I needed to create this thread, since I haven’t found too much dicussions on that topic.
SSO is an important optimization in modern languages. To give an example: More than half of all allocations in the chromium browser are std::string allocations . I don’t have a study or article around to prove the statement, but: You can easily imagine that many strings in applications won’t exceed a certain length. Storing those strings without allocating in the stack-object itself would be a huge gain in performance for applications using large numbers of short strings.
On 64-Bit architectures it’s possible to store strings with a length up to 23 bytes inside the object. 23 bytes is a whole lot when you consider what types of strings are shorter than that.
Therefore I think that Rust needs this optimization or at least the library should be able to use the optimization. I was told that optimization stuff doesn’t matter too much in this time, in which the language devs are trying to stabilize the language.

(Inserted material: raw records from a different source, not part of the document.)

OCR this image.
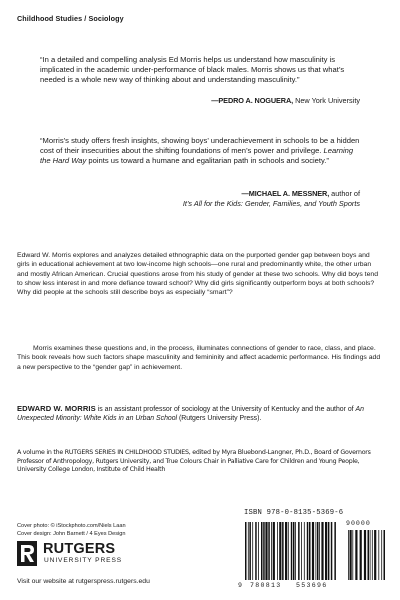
Childhood Studies / Sociology

“In a detailed and compelling analysis Ed Morris helps us understand how masculinity is implicated in the academic under-performance of black males. Morris shows us that what’s needed is a whole new way of thinking about and understanding masculinity.”

—PEDRO A. NOGUERA, New York University

“Morris’s study offers fresh insights, showing boys’ underachievement in schools to be a hidden cost of their insecurities about the shifting foundations of men’s power and privilege. Learning the Hard Way points us toward a humane and egalitarian path in schools and society.”

—MICHAEL A. MESSNER, author of
It’s All for the Kids: Gender, Families, and Youth Sports

Edward W. Morris explores and analyzes detailed ethnographic data on the purported gender gap between boys and girls in educational achievement at two low-income high schools—one rural and predominantly white, the other urban and mostly African American. Crucial questions arose from his study of gender at these two schools. Why did boys tend to show less interest in and more defiance toward school? Why did girls significantly outperform boys at both schools? Why did people at the schools still describe boys as especially “smart”?

Morris examines these questions and, in the process, illuminates connections of gender to race, class, and place. This book reveals how such factors shape masculinity and femininity and affect academic performance. His findings add a new perspective to the “gender gap” in achievement.

EDWARD W. MORRIS is an assistant professor of sociology at the University of Kentucky and the author of An Unexpected Minority: White Kids in an Urban School (Rutgers University Press).

A volume in the RUTGERS SERIES IN CHILDHOOD STUDIES, edited by Myra Bluebond-Langner, Ph.D., Board of Governors Professor of Anthropology, Rutgers University, and True Colours Chair in Palliative Care for Children and Young People, University College London, Institute of Child Health

Cover photo: © iStockphoto.com/Niels Laan
Cover design: John Barnett / 4 Eyes Design
RUTGERS
UNIVERSITY PRESS
Visit our website at rutgerspress.rutgers.edu
ISBN 978-0-8135-5369-6
90000
9 780813 553696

BUT: The current interface of
std::string::String prevents the usage of that implementation.
For example: The method
as_mut_vec would prevent SSO. It returns a mutable reference to a Vec which means that this Vec has to be stored somewhere. This is not possible when using SSO. Every solution to this problem involves a heap allocation which is NOT what you want.
I’m not sure if there are some other methods that would prevent SSO, but I will find out.
TL;DR: I propose to rethink the interface of
std::string::String with SSO in mind. We can’t afford to prevent ourselfs from using this optimization.
And btw: I have a working implementation of
std::string::String that uses SSO. It is missing a few methods and implementations but most functionality is ready.